Written by The Business Journal Staff
Hundreds of thousands of dollars have allegedly been fraudulently taken in two separate schemes that targeted California Employment Development Department (EDD) unemployment insurance benefits that were intended for Californians hit by the ongoing shutdown.
According to U.S. Attorney McGregor W. Scott, one of these schemes was carried out by inmates of the Central California Women’s Facility (CCWF) in Chowchilla. The benefits involved billions of dollars in federal subsidies that have been significantly increased through the Pandemic Unemployment Assist (PUA) program of the CARES Act.

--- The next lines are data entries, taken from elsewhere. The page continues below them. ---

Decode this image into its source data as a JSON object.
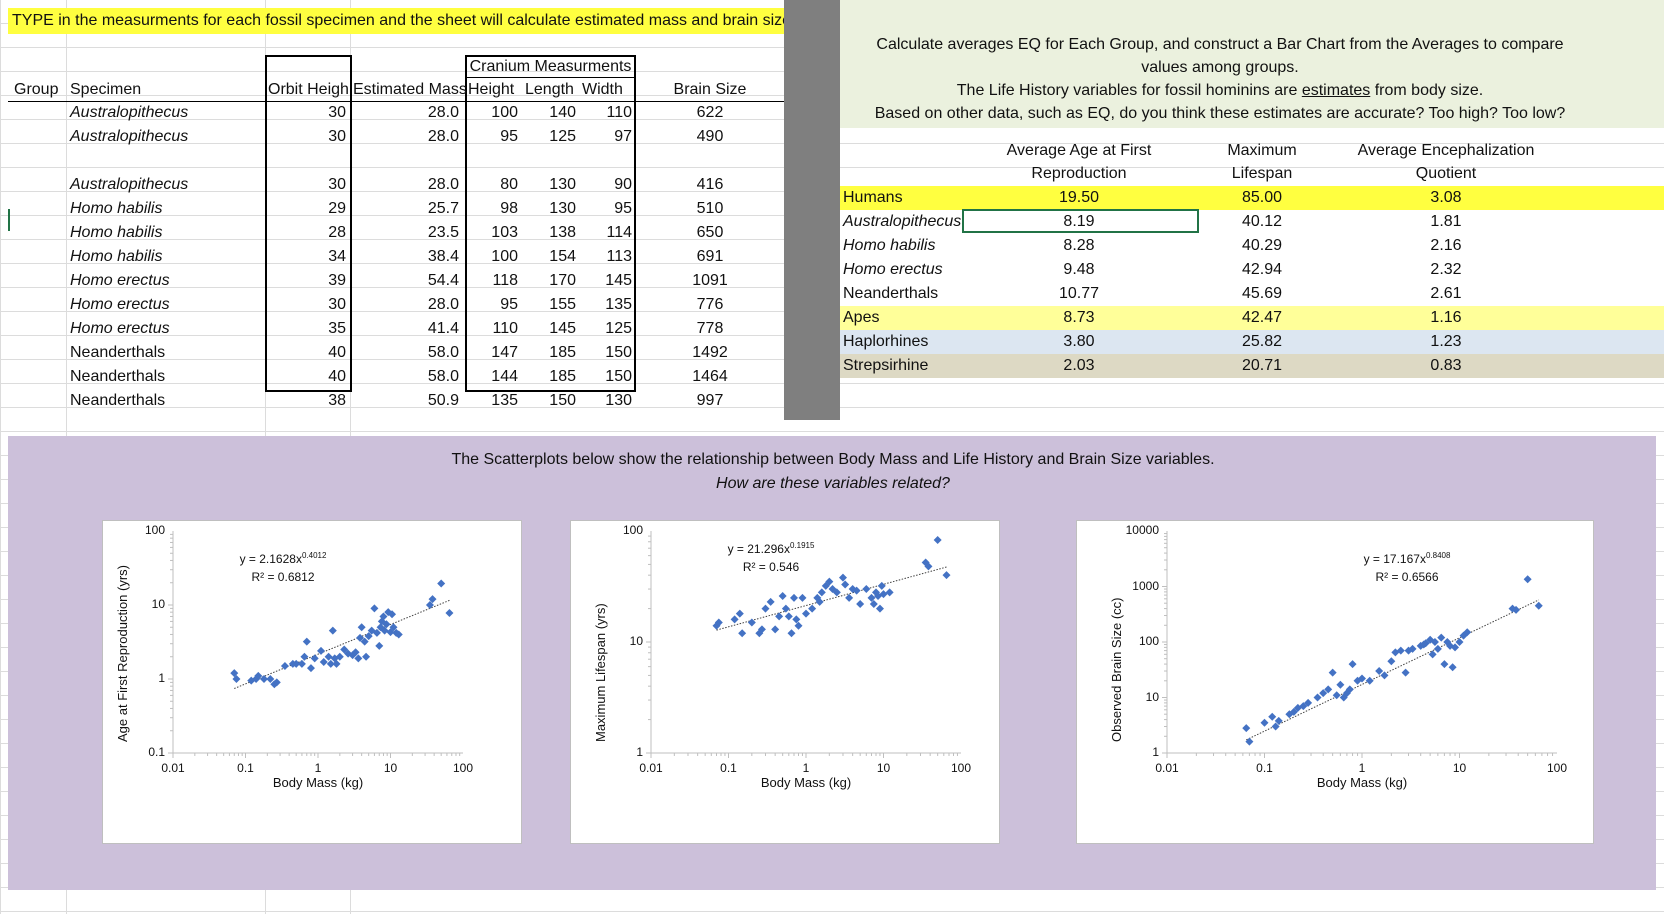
{
  "banner": "TYPE in the measurments for each fossil specimen and the sheet will calculate estimated mass and brain size",
  "fossil_table": {
    "headers": {
      "group": "Group",
      "specimen": "Specimen",
      "orbit": "Orbit Heigh",
      "mass": "Estimated Mass",
      "cranium_group": "Cranium Measurments",
      "height": "Height",
      "length": "Length",
      "width": "Width",
      "brain": "Brain Size"
    },
    "rows": [
      {
        "specimen": "Australopithecus",
        "italic": true,
        "orbit": "30",
        "mass": "28.0",
        "height": "100",
        "length": "140",
        "width": "110",
        "brain": "622"
      },
      {
        "specimen": "Australopithecus",
        "italic": true,
        "orbit": "30",
        "mass": "28.0",
        "height": "95",
        "length": "125",
        "width": "97",
        "brain": "490"
      },
      {
        "specimen": "Australopithecus",
        "italic": true,
        "orbit": "30",
        "mass": "28.0",
        "height": "80",
        "length": "130",
        "width": "90",
        "brain": "416"
      },
      {
        "specimen": "Homo habilis",
        "italic": true,
        "orbit": "29",
        "mass": "25.7",
        "height": "98",
        "length": "130",
        "width": "95",
        "brain": "510"
      },
      {
        "specimen": "Homo habilis",
        "italic": true,
        "orbit": "28",
        "mass": "23.5",
        "height": "103",
        "length": "138",
        "width": "114",
        "brain": "650"
      },
      {
        "specimen": "Homo habilis",
        "italic": true,
        "orbit": "34",
        "mass": "38.4",
        "height": "100",
        "length": "154",
        "width": "113",
        "brain": "691"
      },
      {
        "specimen": "Homo erectus",
        "italic": true,
        "orbit": "39",
        "mass": "54.4",
        "height": "118",
        "length": "170",
        "width": "145",
        "brain": "1091"
      },
      {
        "specimen": "Homo erectus",
        "italic": true,
        "orbit": "30",
        "mass": "28.0",
        "height": "95",
        "length": "155",
        "width": "135",
        "brain": "776"
      },
      {
        "specimen": "Homo erectus",
        "italic": true,
        "orbit": "35",
        "mass": "41.4",
        "height": "110",
        "length": "145",
        "width": "125",
        "brain": "778"
      },
      {
        "specimen": "Neanderthals",
        "italic": false,
        "orbit": "40",
        "mass": "58.0",
        "height": "147",
        "length": "185",
        "width": "150",
        "brain": "1492"
      },
      {
        "specimen": "Neanderthals",
        "italic": false,
        "orbit": "40",
        "mass": "58.0",
        "height": "144",
        "length": "185",
        "width": "150",
        "brain": "1464"
      },
      {
        "specimen": "Neanderthals",
        "italic": false,
        "orbit": "38",
        "mass": "50.9",
        "height": "135",
        "length": "150",
        "width": "130",
        "brain": "997"
      }
    ]
  },
  "instructions": {
    "line1": "Calculate averages EQ for Each Group, and construct a Bar Chart from the Averages to compare",
    "line2": "values among groups.",
    "line3_pre": "The Life History variables for fossil hominins are ",
    "line3_u": "estimates",
    "line3_post": " from body size.",
    "line4": "Based on other data, such as EQ, do you think these estimates are accurate? Too high? Too low?"
  },
  "summary_table": {
    "headers": {
      "age_1": "Average Age at First",
      "age_2": "Reproduction",
      "life_1": "Maximum",
      "life_2": "Lifespan",
      "eq_1": "Average Encephalization",
      "eq_2": "Quotient"
    },
    "rows": [
      {
        "group": "Humans",
        "italic": false,
        "age": "19.50",
        "life": "85.00",
        "eq": "3.08",
        "color": "#ffff40"
      },
      {
        "group": "Australopithecus",
        "italic": true,
        "age": "8.19",
        "life": "40.12",
        "eq": "1.81",
        "color": "#ffffff"
      },
      {
        "group": "Homo habilis",
        "italic": true,
        "age": "8.28",
        "life": "40.29",
        "eq": "2.16",
        "color": "#ffffff"
      },
      {
        "group": "Homo erectus",
        "italic": true,
        "age": "9.48",
        "life": "42.94",
        "eq": "2.32",
        "color": "#ffffff"
      },
      {
        "group": "Neanderthals",
        "italic": false,
        "age": "10.77",
        "life": "45.69",
        "eq": "2.61",
        "color": "#ffffff"
      },
      {
        "group": "Apes",
        "italic": false,
        "age": "8.73",
        "life": "42.47",
        "eq": "1.16",
        "color": "#ffff99"
      },
      {
        "group": "Haplorhines",
        "italic": false,
        "age": "3.80",
        "life": "25.82",
        "eq": "1.23",
        "color": "#dce6f1"
      },
      {
        "group": "Strepsirhine",
        "italic": false,
        "age": "2.03",
        "life": "20.71",
        "eq": "0.83",
        "color": "#ddd9c4"
      }
    ]
  },
  "scatter_section": {
    "title": "The Scatterplots below show the relationship between Body Mass and Life History and Brain Size variables.",
    "subtitle": "How are these variables related?"
  },
  "chart_data": [
    {
      "type": "scatter",
      "xlabel": "Body Mass (kg)",
      "ylabel": "Age at First Reproduction (yrs)",
      "xscale": "log",
      "yscale": "log",
      "xlim": [
        0.01,
        100
      ],
      "ylim": [
        0.1,
        100
      ],
      "x_ticks": [
        "0.01",
        "0.1",
        "1",
        "10",
        "100"
      ],
      "y_ticks": [
        "100",
        "10",
        "1",
        "0.1"
      ],
      "marker_color": "#4472c4",
      "trendline": {
        "a": 2.1628,
        "b": 0.4012,
        "eq": "y = 2.1628x",
        "exp": "0.4012",
        "r2": "R² = 0.6812"
      },
      "points": [
        [
          0.07,
          1.2
        ],
        [
          0.075,
          1.0
        ],
        [
          0.12,
          0.95
        ],
        [
          0.14,
          1.0
        ],
        [
          0.15,
          1.1
        ],
        [
          0.18,
          1.0
        ],
        [
          0.22,
          1.0
        ],
        [
          0.25,
          0.85
        ],
        [
          0.27,
          0.9
        ],
        [
          0.35,
          1.5
        ],
        [
          0.45,
          1.6
        ],
        [
          0.5,
          1.6
        ],
        [
          0.6,
          1.6
        ],
        [
          0.65,
          2.0
        ],
        [
          0.7,
          3.2
        ],
        [
          0.8,
          1.4
        ],
        [
          0.9,
          1.9
        ],
        [
          1.1,
          2.4
        ],
        [
          1.2,
          1.7
        ],
        [
          1.4,
          2.0
        ],
        [
          1.5,
          1.6
        ],
        [
          1.6,
          4.5
        ],
        [
          1.7,
          1.9
        ],
        [
          1.8,
          1.6
        ],
        [
          2.0,
          2.0
        ],
        [
          2.3,
          2.5
        ],
        [
          2.6,
          2.2
        ],
        [
          3.0,
          2.1
        ],
        [
          3.3,
          2.3
        ],
        [
          3.6,
          1.9
        ],
        [
          3.8,
          3.6
        ],
        [
          4.0,
          5.0
        ],
        [
          4.4,
          3.2
        ],
        [
          4.6,
          2.0
        ],
        [
          5.0,
          3.8
        ],
        [
          5.5,
          4.5
        ],
        [
          6.0,
          9.0
        ],
        [
          6.5,
          4.2
        ],
        [
          7.0,
          2.8
        ],
        [
          7.3,
          5.0
        ],
        [
          7.6,
          6.0
        ],
        [
          8.0,
          7.0
        ],
        [
          8.3,
          4.5
        ],
        [
          8.8,
          5.5
        ],
        [
          9.3,
          8.0
        ],
        [
          10.0,
          4.3
        ],
        [
          10.5,
          7.5
        ],
        [
          11.0,
          5.0
        ],
        [
          12.0,
          4.2
        ],
        [
          13.0,
          4.0
        ],
        [
          35.0,
          10.0
        ],
        [
          38.0,
          12.0
        ],
        [
          50.0,
          19.5
        ],
        [
          65.0,
          7.8
        ]
      ]
    },
    {
      "type": "scatter",
      "xlabel": "Body Mass (kg)",
      "ylabel": "Maximum Lifespan (yrs)",
      "xscale": "log",
      "yscale": "log",
      "xlim": [
        0.01,
        100
      ],
      "ylim": [
        1,
        100
      ],
      "x_ticks": [
        "0.01",
        "0.1",
        "1",
        "10",
        "100"
      ],
      "y_ticks": [
        "100",
        "10",
        "1"
      ],
      "marker_color": "#4472c4",
      "trendline": {
        "a": 21.296,
        "b": 0.1915,
        "eq": "y = 21.296x",
        "exp": "0.1915",
        "r2": "R² = 0.546"
      },
      "points": [
        [
          0.07,
          14
        ],
        [
          0.075,
          15
        ],
        [
          0.12,
          16
        ],
        [
          0.14,
          18
        ],
        [
          0.15,
          12
        ],
        [
          0.2,
          15
        ],
        [
          0.25,
          12
        ],
        [
          0.27,
          13
        ],
        [
          0.3,
          20
        ],
        [
          0.35,
          23
        ],
        [
          0.4,
          13
        ],
        [
          0.45,
          17
        ],
        [
          0.5,
          26
        ],
        [
          0.55,
          20
        ],
        [
          0.6,
          17
        ],
        [
          0.65,
          12
        ],
        [
          0.7,
          25
        ],
        [
          0.75,
          16
        ],
        [
          0.8,
          14
        ],
        [
          0.9,
          25
        ],
        [
          1.0,
          18
        ],
        [
          1.2,
          20
        ],
        [
          1.4,
          25
        ],
        [
          1.5,
          23
        ],
        [
          1.6,
          28
        ],
        [
          1.8,
          32
        ],
        [
          2.0,
          35
        ],
        [
          2.2,
          30
        ],
        [
          2.5,
          28
        ],
        [
          3.0,
          38
        ],
        [
          3.2,
          33
        ],
        [
          3.6,
          25
        ],
        [
          4.0,
          30
        ],
        [
          4.5,
          29
        ],
        [
          5.0,
          22
        ],
        [
          6.0,
          30
        ],
        [
          7.0,
          25
        ],
        [
          7.5,
          22
        ],
        [
          8.0,
          28
        ],
        [
          8.5,
          26
        ],
        [
          9.0,
          20
        ],
        [
          9.5,
          32
        ],
        [
          10.0,
          27
        ],
        [
          12.0,
          28
        ],
        [
          35.0,
          52
        ],
        [
          38.0,
          48
        ],
        [
          50.0,
          83
        ],
        [
          65.0,
          40
        ]
      ]
    },
    {
      "type": "scatter",
      "xlabel": "Body Mass (kg)",
      "ylabel": "Observed Brain Size (cc)",
      "xscale": "log",
      "yscale": "log",
      "xlim": [
        0.01,
        100
      ],
      "ylim": [
        1,
        10000
      ],
      "x_ticks": [
        "0.01",
        "0.1",
        "1",
        "10",
        "100"
      ],
      "y_ticks": [
        "10000",
        "1000",
        "100",
        "10",
        "1"
      ],
      "marker_color": "#4472c4",
      "trendline": {
        "a": 17.167,
        "b": 0.8408,
        "eq": "y = 17.167x",
        "exp": "0.8408",
        "r2": "R² = 0.6566"
      },
      "points": [
        [
          0.065,
          2.8
        ],
        [
          0.07,
          1.6
        ],
        [
          0.1,
          3.5
        ],
        [
          0.12,
          4.5
        ],
        [
          0.13,
          3.0
        ],
        [
          0.14,
          3.8
        ],
        [
          0.18,
          5.0
        ],
        [
          0.2,
          5.5
        ],
        [
          0.22,
          6.5
        ],
        [
          0.25,
          7.0
        ],
        [
          0.28,
          8.0
        ],
        [
          0.35,
          10
        ],
        [
          0.4,
          12
        ],
        [
          0.45,
          14
        ],
        [
          0.5,
          28
        ],
        [
          0.55,
          11
        ],
        [
          0.6,
          17
        ],
        [
          0.65,
          10
        ],
        [
          0.7,
          12
        ],
        [
          0.75,
          14
        ],
        [
          0.8,
          40
        ],
        [
          0.9,
          20
        ],
        [
          1.0,
          22
        ],
        [
          1.2,
          20
        ],
        [
          1.5,
          30
        ],
        [
          1.7,
          25
        ],
        [
          2.0,
          45
        ],
        [
          2.2,
          65
        ],
        [
          2.5,
          70
        ],
        [
          2.8,
          28
        ],
        [
          3.0,
          70
        ],
        [
          3.3,
          75
        ],
        [
          4.0,
          85
        ],
        [
          4.3,
          90
        ],
        [
          4.5,
          95
        ],
        [
          5.0,
          110
        ],
        [
          5.3,
          60
        ],
        [
          5.6,
          100
        ],
        [
          6.0,
          75
        ],
        [
          6.5,
          120
        ],
        [
          7.0,
          40
        ],
        [
          7.5,
          100
        ],
        [
          8.0,
          85
        ],
        [
          8.5,
          35
        ],
        [
          9.0,
          80
        ],
        [
          10.0,
          100
        ],
        [
          11.0,
          130
        ],
        [
          12.0,
          150
        ],
        [
          35.0,
          400
        ],
        [
          38.0,
          380
        ],
        [
          50.0,
          1350
        ],
        [
          65.0,
          450
        ]
      ]
    }
  ]
}
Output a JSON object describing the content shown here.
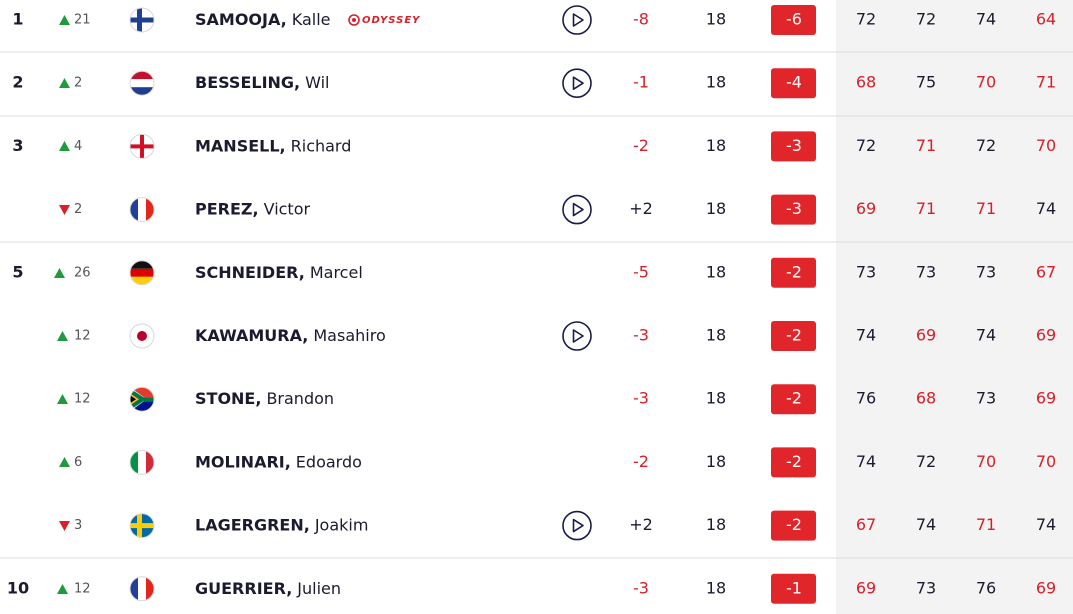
{
  "colors": {
    "under": "#d7202a",
    "level": "#1b1b2f",
    "badge": "#e0262b",
    "move_up": "#1f9a3e",
    "move_down": "#d7202a"
  },
  "table": {
    "rows": [
      {
        "pos": "1",
        "move": "21",
        "last": "SAMOOJA,",
        "first": "Kalle",
        "sponsor": "ODYSSEY",
        "today": "-8",
        "today_under": true,
        "thru": "18",
        "total": "-6",
        "rounds": [
          72,
          72,
          74,
          64
        ],
        "rounds_under": [
          false,
          false,
          false,
          true
        ]
      },
      {
        "pos": "2",
        "move": "2",
        "last": "BESSELING,",
        "first": "Wil",
        "today": "-1",
        "today_under": true,
        "thru": "18",
        "total": "-4",
        "rounds": [
          68,
          75,
          70,
          71
        ],
        "rounds_under": [
          true,
          false,
          true,
          true
        ]
      },
      {
        "pos": "3",
        "move": "4",
        "last": "MANSELL,",
        "first": "Richard",
        "today": "-2",
        "today_under": true,
        "thru": "18",
        "total": "-3",
        "rounds": [
          72,
          71,
          72,
          70
        ],
        "rounds_under": [
          false,
          true,
          false,
          true
        ]
      },
      {
        "move": "2",
        "last": "PEREZ,",
        "first": "Victor",
        "today": "+2",
        "today_under": false,
        "thru": "18",
        "total": "-3",
        "rounds": [
          69,
          71,
          71,
          74
        ],
        "rounds_under": [
          true,
          true,
          true,
          false
        ]
      },
      {
        "pos": "5",
        "move": "26",
        "last": "SCHNEIDER,",
        "first": "Marcel",
        "today": "-5",
        "today_under": true,
        "thru": "18",
        "total": "-2",
        "rounds": [
          73,
          73,
          73,
          67
        ],
        "rounds_under": [
          false,
          false,
          false,
          true
        ]
      },
      {
        "move": "12",
        "last": "KAWAMURA,",
        "first": "Masahiro",
        "today": "-3",
        "today_under": true,
        "thru": "18",
        "total": "-2",
        "rounds": [
          74,
          69,
          74,
          69
        ],
        "rounds_under": [
          false,
          true,
          false,
          true
        ]
      },
      {
        "move": "12",
        "last": "STONE,",
        "first": "Brandon",
        "today": "-3",
        "today_under": true,
        "thru": "18",
        "total": "-2",
        "rounds": [
          76,
          68,
          73,
          69
        ],
        "rounds_under": [
          false,
          true,
          false,
          true
        ]
      },
      {
        "move": "6",
        "last": "MOLINARI,",
        "first": "Edoardo",
        "today": "-2",
        "today_under": true,
        "thru": "18",
        "total": "-2",
        "rounds": [
          74,
          72,
          70,
          70
        ],
        "rounds_under": [
          false,
          false,
          true,
          true
        ]
      },
      {
        "move": "3",
        "last": "LAGERGREN,",
        "first": "Joakim",
        "today": "+2",
        "today_under": false,
        "thru": "18",
        "total": "-2",
        "rounds": [
          67,
          74,
          71,
          74
        ],
        "rounds_under": [
          true,
          false,
          true,
          false
        ]
      },
      {
        "pos": "10",
        "move": "12",
        "last": "GUERRIER,",
        "first": "Julien",
        "today": "-3",
        "today_under": true,
        "thru": "18",
        "total": "-1",
        "rounds": [
          69,
          73,
          76,
          69
        ],
        "rounds_under": [
          true,
          false,
          false,
          true
        ]
      }
    ]
  }
}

“The U.S. Attorney’s Office is committed to the mission of combating fraud that abuses the provisions of the CARES Act,” said U.S. Attorney Scott. “We will work with every major law enforcement agency to investigate and prosecute the fraud arising out of the pandemic. This theft of taxpayer dollars intended to assist our citizens in a very difficult economic time simply will not be tolerated.”
On Thursday, a federal grand jury in Fresno indicted inmate Sholanda Thomas, 36, and parolee Christina Smith for conspiracy to commit mail fraud and aggravated identity theft charges for the submission of several fraudulent EDD unemployment insurance claims in Thomas’ and other CCWF inmates’ names. Recorded jail calls and emails reportedly show that Thomas engaged in “bundling,” or obtaining names, dates of birth and social security numbers for inmates and relayed that information to Smith to submit the claims. They were submitted shortly thereafter and the benefits were loaded onto debit cards and mailed to addresses provided.
If convicted, Thomas and Smith face a maximum statutory penalty of 20 years in prison for conspiracy to commit mail fraud and a mandatory, additional sentence of two years if convicted of aggravated identity theft. Each defendant also faces a maximum fine of $250 on each count.